Without fans in the arena, how much of an advantage to home teams really have?

Just two weeks ago the notion of the Cal basketball going to Arizona and extracting a victory — or two? — seemed beyond far-fetched.

That’s the Bears’ assignment this week, with games Thursday at Arizona State and Saturday at Arizona.

Cal hasn’t won on the road against either program since beating ASU in Tempe four years ago. Arizona has won six in a row at McKale Center against Cal and 22 of 24 meetings in Tucson over the past quarter-century.

So why might this week be different?

Simply put, because everything is different.

The biggest change amid the COVID-19 pandemic is that fans are not part of the equation at Pac-12 games.

Has that evened the playing field for visiting teams? Perhaps. Road teams were 6-4 in Pac-12 play this past week, including 6-1 on Thursday and Saturday. Two weeks before that, visitors won seven of 11 games.

The change is especially significant at Arizona, which has led the conference in attendance for 34 consecutive seasons. Teams get to play the Wildcats at McKale this season without 14,000 fans screaming at them — and at the game officials.

Arizona is 7-2 at McKale this season, more than respectable but not close to the overwhelming dominance the Wildcats enjoyed in the building just a few years ago. From 2014 through ’18, UA was 82-3 at home.

ASU has never enjoyed a home-court advantage anywhere near what Arizona has cultivated since Lute Olson arrived on campus nearly 40 years ago.

But the Sun Devils — picked second in the preseason Pac-12 media poll — have been wretched at home: 1-5, without a victory since beating Houston Baptist way back on Nov. 29.

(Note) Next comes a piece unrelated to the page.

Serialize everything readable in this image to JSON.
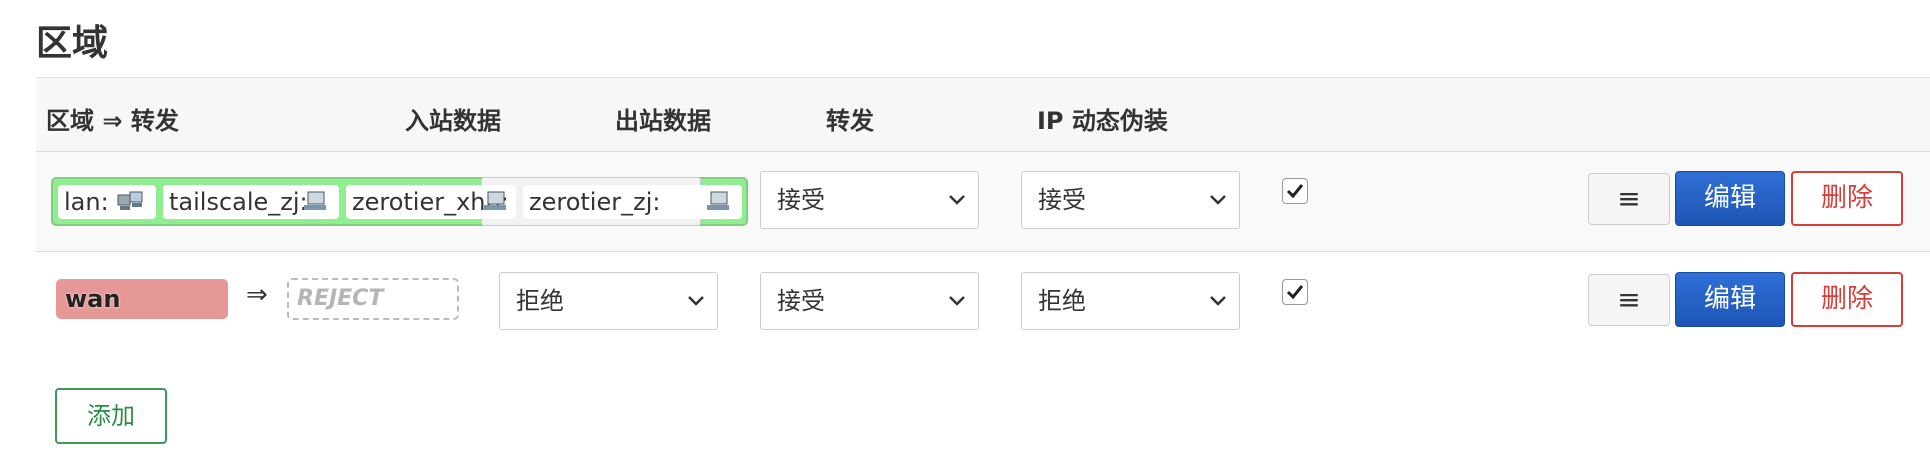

ASU (4-7, 1-4 Pac-12) has lost five in a row overall, falling far short of expectations. The Sun Devils have been plagued by a range of issues, including two Pac-12 games that were postponed because of COVID issues within their program and another put off because Utah had virus concerns.

Four of their top players have been forced to the sidelines for different reasons:

— Senior point guard Remy Martin (16.7 points, 4.3 assists) missed home games against UCLA and USC while attending a family funeral

— Senior guard Alonzo Verge Jr. (15.4 points) sat out two games due to contact tracing

— Acclaimed freshman forward Marcus Bagley (12.8 points, 6.9 rebounds) was sidelined for three games early with a lower-leg injury

— Sophomore forward Jalen Graham (6.1 points) sat out three Pac-12 games with mononucleosis

All of this would seem to at least provide a small window of opportunity for Cal, despite its 3-26 road record since the start of the 2018-19 season.

The Bears are healthier than they’ve been all season and they won their most recent Pac-12 road game, 72-63 at Utah two weekends ago.

We’ll see if they can translate that to something positive in the Arizona desert.